One Equal World

How One High School’s Superlatives are Creating a New Normal

Posted on: June 13, 2013

By now you’ve probably seen the image of two boys standing side by side as a couple, sandwiched between dozens of other photographs on a high school yearbook page. Underneath them a caption reads: Cutest Couple, Dylan Meehan and Brad Taylor.

Dylan Meehan and Brad Taylor were voted "Cutest Couple" in their high school yearbook.

Dylan Meehan and Brad Taylor were voted “Cutest Couple” in their high school yearbook.

These high school seniors achieved overnight fame when one of their friends and classmates posted this yearbook photo of them online. The image went viral within hours, and was reblogged for hundreds of thousands of people to see. The photo shows a young gay couple that appears to be incredibly comfortable with themselves. Obviously, Carmel High School in New York, where they both attend, is comfortable with them too, so much so that their peers voted the boys the “cutest couple,” the very award that led to all of the internet and media attention in the first place.

Taylor and Meehan made history at their high school for being the first same-sex couple to be voted “cutest couple,” and have created a buzz internationally since their photo surfaced on the Internet last week. Now, media and news outlets are incredibly interested in the formerly unknown, average high school couple, begging for interviews about high school, prom, and being part of the LGBT community.

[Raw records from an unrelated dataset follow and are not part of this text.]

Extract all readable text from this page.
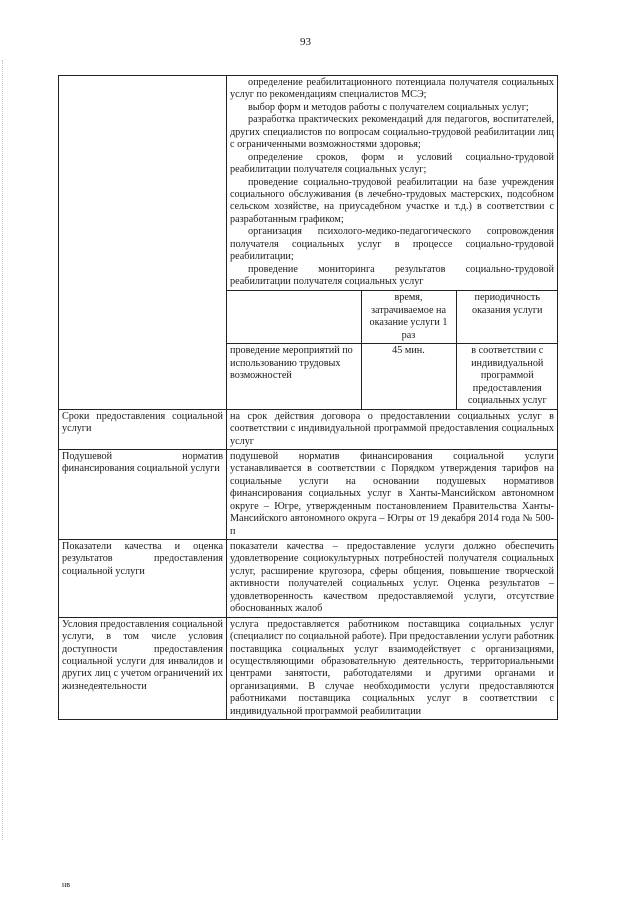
93

определение реабилитационного потенциала получателя социальных услуг по рекомендациям специалистов МСЭ;

выбор форм и методов работы с получателем социальных услуг;

разработка практических рекомендаций для педагогов, воспитателей, других специалистов по вопросам социально-трудовой реабилитации лиц с ограниченными возможностями здоровья;

определение сроков, форм и условий социально-трудовой реабилитации получателя социальных услуг;

проведение социально-трудовой реабилитации на базе учреждения социального обслуживания (в лечебно-трудовых мастерских, подсобном сельском хозяйстве, на приусадебном участке и т.д.) в соответствии с разработанным графиком;

организация психолого-медико-педагогического сопровождения получателя социальных услуг в процессе социально-трудовой реабилитации;

проведение мониторинга результатов социально-трудовой реабилитации получателя социальных услуг

	время, затрачиваемое на оказание услуги 1 раз	периодичность оказания услуги
проведение мероприятий по использованию трудовых возможностей	45 мин.	в соответствии с индивидуальной программой предоставления социальных услуг

Сроки предоставления социальной услуги	на срок действия договора о предоставлении социальных услуг в соответствии с индивидуальной программой предоставления социальных услуг
Подушевой норматив финансирования социальной услуги	подушевой норматив финансирования социальной услуги устанавливается в соответствии с Порядком утверждения тарифов на социальные услуги на основании подушевых нормативов финансирования социальных услуг в Ханты-Мансийском автономном округе – Югре, утвержденным постановлением Правительства Ханты-Мансийского автономного округа – Югры от 19 декабря 2014 года № 500-п
Показатели качества и оценка результатов предоставления социальной услуги	показатели качества – предоставление услуги должно обеспечить удовлетворение социокультурных потребностей получателя социальных услуг, расширение кругозора, сферы общения, повышение творческой активности получателей социальных услуг. Оценка результатов – удовлетворенность качеством предоставляемой услуги, отсутствие обоснованных жалоб
Условия предоставления социальной услуги, в том числе условия доступности предоставления социальной услуги для инвалидов и других лиц с учетом ограничений их жизнедеятельности	услуга предоставляется работником поставщика социальных услуг (специалист по социальной работе). При предоставлении услуги работник поставщика социальных услуг взаимодействует с организациями, осуществляющими образовательную деятельность, территориальными центрами занятости, работодателями и другими органами и организациями. В случае необходимости услуги предоставляются работниками поставщика социальных услуг в соответствии с индивидуальной программой реабилитации
нв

This highly publicized series of events might be nothing more that a nuisance to the boys, with Meehan joking that “our friends are really giving it to us for being Internet famous,” in a statement to the Associated Press. Happily, the couple insists that the teasing they’re receiving for their newfound fame is the only trouble they’ve run into as an openly gay couple, a rarity in American high schools today.

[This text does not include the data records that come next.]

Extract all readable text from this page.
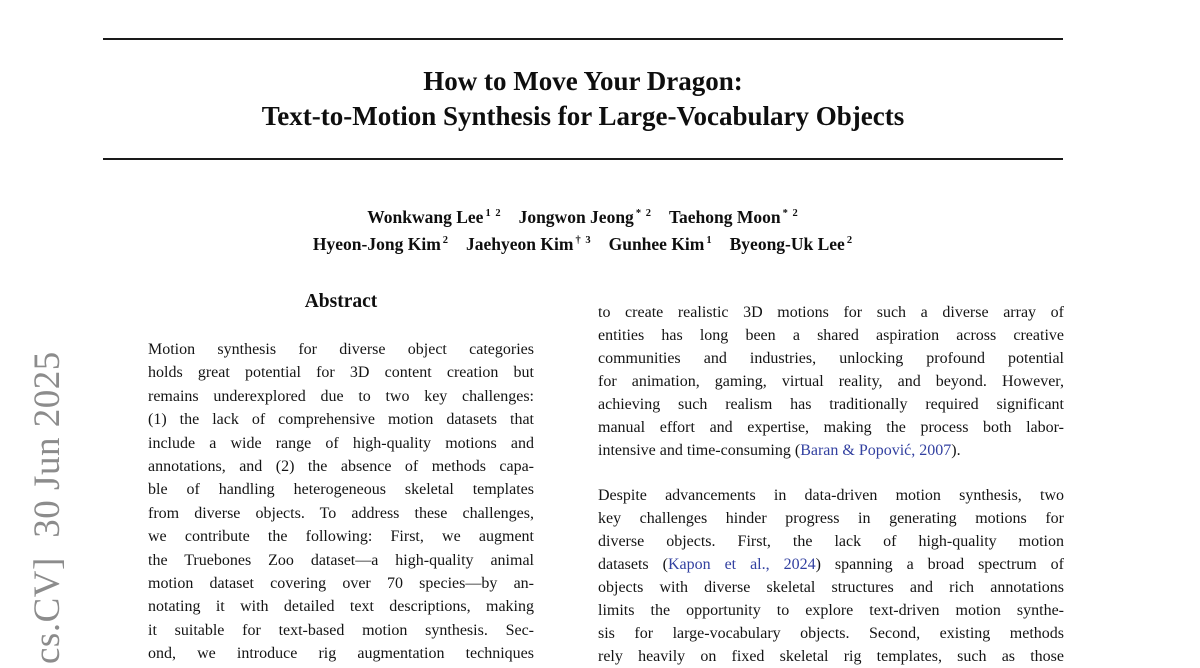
cs.CV]  30 Jun 2025
How to Move Your Dragon:
Text-to-Motion Synthesis for Large-Vocabulary Objects
Wonkwang Lee $^{1 2}$ Jongwon Jeong $^{* 2}$ Taehong Moon $^{* 2}$
Hyeon-Jong Kim $^2$ Jaehyeon Kim $^{\dagger 3}$ Gunhee Kim $^1$ Byeong-Uk Lee $^2$
Abstract
Motion synthesis for diverse object categories
holds great potential for 3D content creation but
remains underexplored due to two key challenges:
(1) the lack of comprehensive motion datasets that
include a wide range of high-quality motions and
annotations, and (2) the absence of methods capa-
ble of handling heterogeneous skeletal templates
from diverse objects. To address these challenges,
we contribute the following: First, we augment
the Truebones Zoo dataset—a high-quality animal
motion dataset covering over 70 species—by an-
notating it with detailed text descriptions, making
it suitable for text-based motion synthesis. Sec-
ond, we introduce rig augmentation techniques
to create realistic 3D motions for such a diverse array of
entities has long been a shared aspiration across creative
communities and industries, unlocking profound potential
for animation, gaming, virtual reality, and beyond. However,
achieving such realism has traditionally required significant
manual effort and expertise, making the process both labor-
intensive and time-consuming (Baran & Popović, 2007).
Despite advancements in data-driven motion synthesis, two
key challenges hinder progress in generating motions for
diverse objects. First, the lack of high-quality motion
datasets (Kapon et al., 2024) spanning a broad spectrum of
objects with diverse skeletal structures and rich annotations
limits the opportunity to explore text-driven motion synthe-
sis for large-vocabulary objects. Second, existing methods
rely heavily on fixed skeletal rig templates, such as those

American high school traditions, like awarding superlatives, aren’t always the most inclusive. Though Dylan Meehan and Brad Taylor never intended to impact the LGBT community at large, the image of them proudly embracing in a very public space – a high school yearbook – sends an incredibly hopeful message to other young people just like them. It lends “normalcy” to one facet of high school identities that aren’t always accepted. Carmel High School is raising the bar for creating a safe, inclusive school environment for LGBT teens.